第9話

 越谷さんと一緒に帰ってから次の日、土曜日で学校が休みなので都内の大きな本屋に行くために電車に乗っている。地元にも本屋があるがやはり大きい本屋の方がワクワクする。電車で40分程、新宿まで来た。駅から5分程歩くとお目当ての本屋に着いた。まずは新作のエリアを見ようかな。


 「あれっ、春日部君?」


 「えっ」


 僕を呼ぶ声の方を見ると、川口さんが立っていた。当然だが普段の制服姿とうって変わって、グレーのロングスカートに黒のブラウスで清楚なイメージそのままにとっても眩しく見える。


 「春日部君、買い物?」


 「ああ、うん。なんか面白い小説がないかなと思って」


 「そうなんだ……。春日部君、この後時間あるの?」


 「え、うん。今日はこの後別に予定ないけど……」


 「じゃあ、一緒に面白いものがないか見てみようよ」


 「え!?」


 それって、一緒に本屋を周るってことだよな。そのような経験が全く無い為、どうしようか脳内会議が始まっている。
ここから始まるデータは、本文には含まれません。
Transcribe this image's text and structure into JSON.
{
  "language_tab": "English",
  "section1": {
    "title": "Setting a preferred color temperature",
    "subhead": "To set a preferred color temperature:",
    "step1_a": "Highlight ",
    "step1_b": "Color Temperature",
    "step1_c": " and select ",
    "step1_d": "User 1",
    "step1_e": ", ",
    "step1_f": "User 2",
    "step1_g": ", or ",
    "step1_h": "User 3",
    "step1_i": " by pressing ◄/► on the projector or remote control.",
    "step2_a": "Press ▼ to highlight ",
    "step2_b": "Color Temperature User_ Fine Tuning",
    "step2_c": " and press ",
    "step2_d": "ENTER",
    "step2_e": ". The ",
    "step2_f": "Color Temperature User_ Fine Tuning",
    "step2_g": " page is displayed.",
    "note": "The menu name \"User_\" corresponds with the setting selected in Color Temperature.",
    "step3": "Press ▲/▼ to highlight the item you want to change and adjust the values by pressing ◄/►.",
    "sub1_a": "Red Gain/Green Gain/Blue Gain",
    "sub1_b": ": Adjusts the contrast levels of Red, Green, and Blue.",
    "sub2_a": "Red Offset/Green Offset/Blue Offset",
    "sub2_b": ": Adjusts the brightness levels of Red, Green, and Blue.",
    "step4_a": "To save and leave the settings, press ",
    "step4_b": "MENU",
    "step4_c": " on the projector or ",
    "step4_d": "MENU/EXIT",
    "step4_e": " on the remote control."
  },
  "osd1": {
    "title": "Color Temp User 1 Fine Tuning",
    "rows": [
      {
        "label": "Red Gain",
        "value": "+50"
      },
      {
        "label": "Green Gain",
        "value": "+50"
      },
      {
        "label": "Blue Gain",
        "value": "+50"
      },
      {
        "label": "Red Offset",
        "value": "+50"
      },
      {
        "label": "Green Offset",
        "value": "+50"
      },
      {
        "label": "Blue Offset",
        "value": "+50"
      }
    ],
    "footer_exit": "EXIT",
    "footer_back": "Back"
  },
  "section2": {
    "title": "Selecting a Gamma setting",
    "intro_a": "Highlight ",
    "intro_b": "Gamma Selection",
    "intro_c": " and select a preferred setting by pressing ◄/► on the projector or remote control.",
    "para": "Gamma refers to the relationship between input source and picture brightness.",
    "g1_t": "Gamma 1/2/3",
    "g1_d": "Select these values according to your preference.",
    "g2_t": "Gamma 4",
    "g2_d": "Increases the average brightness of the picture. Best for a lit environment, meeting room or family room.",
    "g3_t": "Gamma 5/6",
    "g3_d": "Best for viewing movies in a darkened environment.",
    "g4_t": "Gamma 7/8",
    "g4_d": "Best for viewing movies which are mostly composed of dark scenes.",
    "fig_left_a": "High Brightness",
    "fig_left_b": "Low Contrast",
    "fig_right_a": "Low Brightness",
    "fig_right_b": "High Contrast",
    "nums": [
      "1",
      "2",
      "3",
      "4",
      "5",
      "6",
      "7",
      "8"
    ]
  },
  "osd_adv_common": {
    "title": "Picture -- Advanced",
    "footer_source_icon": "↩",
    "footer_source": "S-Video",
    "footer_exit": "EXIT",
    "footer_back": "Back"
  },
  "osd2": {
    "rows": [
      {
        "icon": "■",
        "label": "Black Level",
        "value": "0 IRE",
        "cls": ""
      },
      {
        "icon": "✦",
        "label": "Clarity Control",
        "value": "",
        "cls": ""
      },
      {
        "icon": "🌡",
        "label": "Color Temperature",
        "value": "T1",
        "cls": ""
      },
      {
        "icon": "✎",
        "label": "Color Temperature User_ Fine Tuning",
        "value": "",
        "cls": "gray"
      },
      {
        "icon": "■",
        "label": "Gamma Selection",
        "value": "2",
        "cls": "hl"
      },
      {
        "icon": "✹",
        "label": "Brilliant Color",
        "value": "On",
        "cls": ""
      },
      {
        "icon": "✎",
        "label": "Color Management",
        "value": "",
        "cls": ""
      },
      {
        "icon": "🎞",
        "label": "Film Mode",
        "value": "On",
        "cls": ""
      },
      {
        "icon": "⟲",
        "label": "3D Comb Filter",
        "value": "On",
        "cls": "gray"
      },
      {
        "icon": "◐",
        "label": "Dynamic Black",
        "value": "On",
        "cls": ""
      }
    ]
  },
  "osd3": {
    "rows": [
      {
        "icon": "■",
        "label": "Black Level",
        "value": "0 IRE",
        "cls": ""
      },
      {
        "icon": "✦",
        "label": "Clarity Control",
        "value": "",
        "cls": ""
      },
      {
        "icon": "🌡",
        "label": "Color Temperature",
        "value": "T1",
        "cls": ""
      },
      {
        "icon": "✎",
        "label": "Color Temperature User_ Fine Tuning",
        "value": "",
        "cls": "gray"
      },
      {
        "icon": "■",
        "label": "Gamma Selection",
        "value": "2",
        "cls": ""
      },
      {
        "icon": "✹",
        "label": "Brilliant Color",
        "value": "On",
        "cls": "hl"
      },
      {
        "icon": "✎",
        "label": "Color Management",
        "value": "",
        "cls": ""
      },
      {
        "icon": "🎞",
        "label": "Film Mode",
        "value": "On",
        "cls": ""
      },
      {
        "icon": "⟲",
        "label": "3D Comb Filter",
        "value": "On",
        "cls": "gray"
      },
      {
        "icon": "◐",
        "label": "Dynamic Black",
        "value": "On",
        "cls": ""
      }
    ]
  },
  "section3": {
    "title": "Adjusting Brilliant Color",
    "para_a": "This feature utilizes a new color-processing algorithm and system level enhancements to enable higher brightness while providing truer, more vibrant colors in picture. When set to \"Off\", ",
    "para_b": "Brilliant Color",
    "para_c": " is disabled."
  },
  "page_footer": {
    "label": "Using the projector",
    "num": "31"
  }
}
う~ん、向こうから誘われてるし、一緒に行こうで可決!!と脳内でアホみたいな事を考えた後、彼女の提案を了承した。


 「そういえば、春日部君って家埼玉だよね?」


 「うん、そうだよ。新宿まで40分くらいかかった」


 「そうなんだね。何でわざわざこっちまで来たの?」


 「いや~、そうなんだけど、本屋行くなら大きいほうが良いなあって」


 「それな!!」


 ん?今のそれなって台詞、川口さんの口から放たれたのか?川口さんの顔を見ると何故か僕から目をそらして反対の本棚を見つめている。何かごまかしてる?


 「……、コホン。で、何処見よっか?」


 「あ、ああ、まあ、新作のエリア見るのはどう?」


 「それアリ」


 川口さんがそう言った途端、今まで見たことのない程の汗が噴き出しているのが分かった。


 「か、川口さん?」


 「ごめん、私って普段こんな喋り方なの。学校だと何かよく分からないけど令嬢みたいな扱いされてるから……」


 えー、要するに、学校だとキャラを作って話をしているって事なのか。脳内で考えるが今一要領を得ない。川口さんの話を待つか。


 「うう、学校だと清楚なお嬢様みたいな扱いされるから、こんな話し方だと駄目かなって」


 「そ、そんな気にしなくてもいいんじゃ」


 「私もそう思うんだけど、ここまで来ちゃったから。この事黙っててよ?」


 川口さんが上目遣いでこちらを見る。うっ、可愛すぎる。それ卑怯でしょうに。


 「分かったよ。誰にも言わない」


 僕がそういうと川口さんは笑顔になってピョンピョン跳ねている。本当に学校でのキャラと違うな。もしかして今日土曜日だからか、気が抜けているんだろうか。まあ、こんな感じの可愛らしい姿も学校に居るファン達も喜ぶんじゃないかと思うが、まあ、そこまで言う必要ないか。


 「じゃあ、はやくあっち見よ!!」


 川口さんは僕の腕を掴んでトコトコ進んでいく。うおおおお、引きずられる。その後、本屋全体を引きずられながら駆け巡り本屋を出る頃には僕は息絶え絶えになっていた。


 「たのしかったね~」


 「ハア、ハア、そうだね……」


 すっかりキャラを隠す気が亡くなった川口さんはニッコニコで話してくる。何とか僕は返事をする。マジで疲れた……。


 「なんか、凄い疲れてるね。この後、喫茶店でも行く?」


 「え」


 「この後、暇なんでしょ。今日一日遊ぼうよ!!」


 こうして僕は一日、川口さんと一緒に過ごす事が決まってしまった。